28. A method of identifying at least one outlier candidate in the results of a screening assay for a plurality of chemical compounds, the method comprising the steps of:

(h) generating a set of descriptors representative of at least one feature of each of the plurality of chemical compounds that were the subject of the screening assay;

(i) generating, for each of the plurality of chemical compounds, a descriptor matrix including data points each defining the predicted value of the or each feature represented by a respective descriptor;

(j) generating a corresponding empirical dataset for the chemical compounds that were the subject of the screening assay, the empirical dataset containing categorized values for the potency of each chemical compound in the assay;

(d) merging the empirical dataset with the descriptor matrix to generate a structure activity (SAR) dataset;

(e) applying a statistical analysis to the SAR dataset; and

(f) identifying, on the basis of that statistical analysis of the SAR dataset, at least one outlier candidate representing a corresponding at least one chemical compound in the empirical dataset which has been incorrectly categorized therein.

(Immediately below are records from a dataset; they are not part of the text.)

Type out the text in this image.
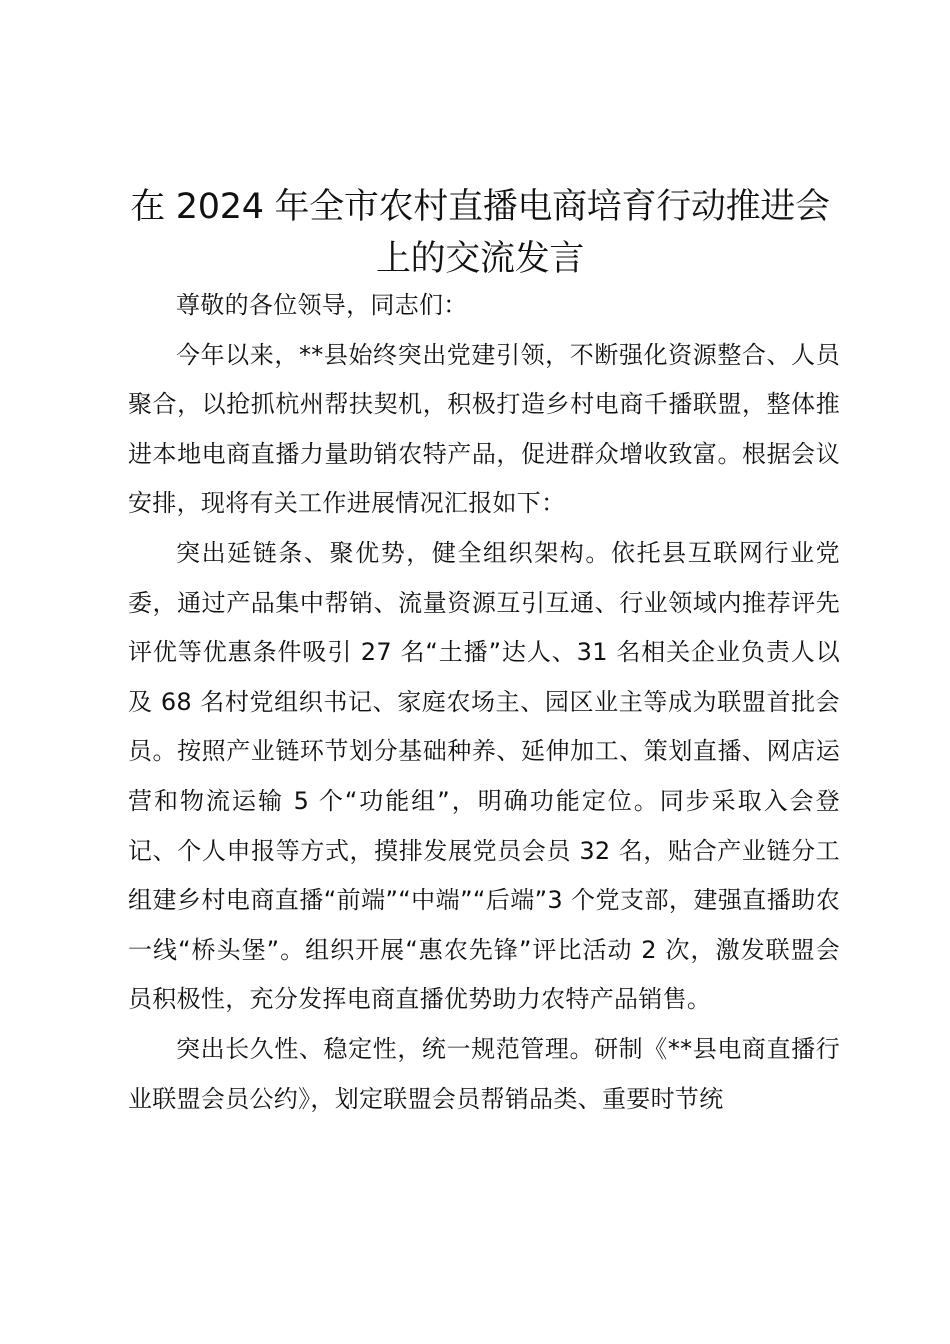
在 2024 年全市农村直播电商培育行动推进会
上的交流发言

尊敬的各位领导，同志们：

今年以来，**县始终突出党建引领，不断强化资源整合、人员聚合，以抢抓杭州帮扶契机，积极打造乡村电商千播联盟，整体推进本地电商直播力量助销农特产品，促进群众增收致富。根据会议安排，现将有关工作进展情况汇报如下：

突出延链条、聚优势，健全组织架构。依托县互联网行业党委，通过产品集中帮销、流量资源互引互通、行业领域内推荐评先评优等优惠条件吸引 27 名“土播”达人、31 名相关企业负责人以及 68 名村党组织书记、家庭农场主、园区业主等成为联盟首批会员。按照产业链环节划分基础种养、延伸加工、策划直播、网店运营和物流运输 5 个“功能组”，明确功能定位。同步采取入会登记、个人申报等方式，摸排发展党员会员 32 名，贴合产业链分工组建乡村电商直播“前端”“中端”“后端”3 个党支部，建强直播助农一线“桥头堡”。组织开展“惠农先锋”评比活动 2 次，激发联盟会员积极性，充分发挥电商直播优势助力农特产品销售。

突出长久性、稳定性，统一规范管理。研制《**县电商直播行业联盟会员公约》，划定联盟会员帮销品类、重要时节统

29. An apparatus for identifying at least one outlier candidate in the results of a screening assay for a plurality of chemical compounds, comprising:

a first processor for generating a set of descriptors representative of at least one feature of each of the plurality of chemical compounds that were the subject of the screening assay;

a second processor for generating, for each of the plurality of chemical compounds, a descriptor matrix including data points each defining the predicted value of the or each feature represented by a respective descriptor, and for generating a corresponding empirical dataset for the chemical compounds that were the subject of the screening assay, the empirical dataset containing categorized values for the potency of each chemical compound in the assay;

the apparatus comprising means for merging the empirical dataset with the descriptor matrix to generate a structure activity (SAR) dataset;

means for applying a statistical analysis to the SAR dataset; and

means for identifying, on the basis of that statistical analysis of the SAR dataset, at least one outlier candidate representing a corresponding at least one chemical compound in the empirical dataset which has been incorrectly categorized therein.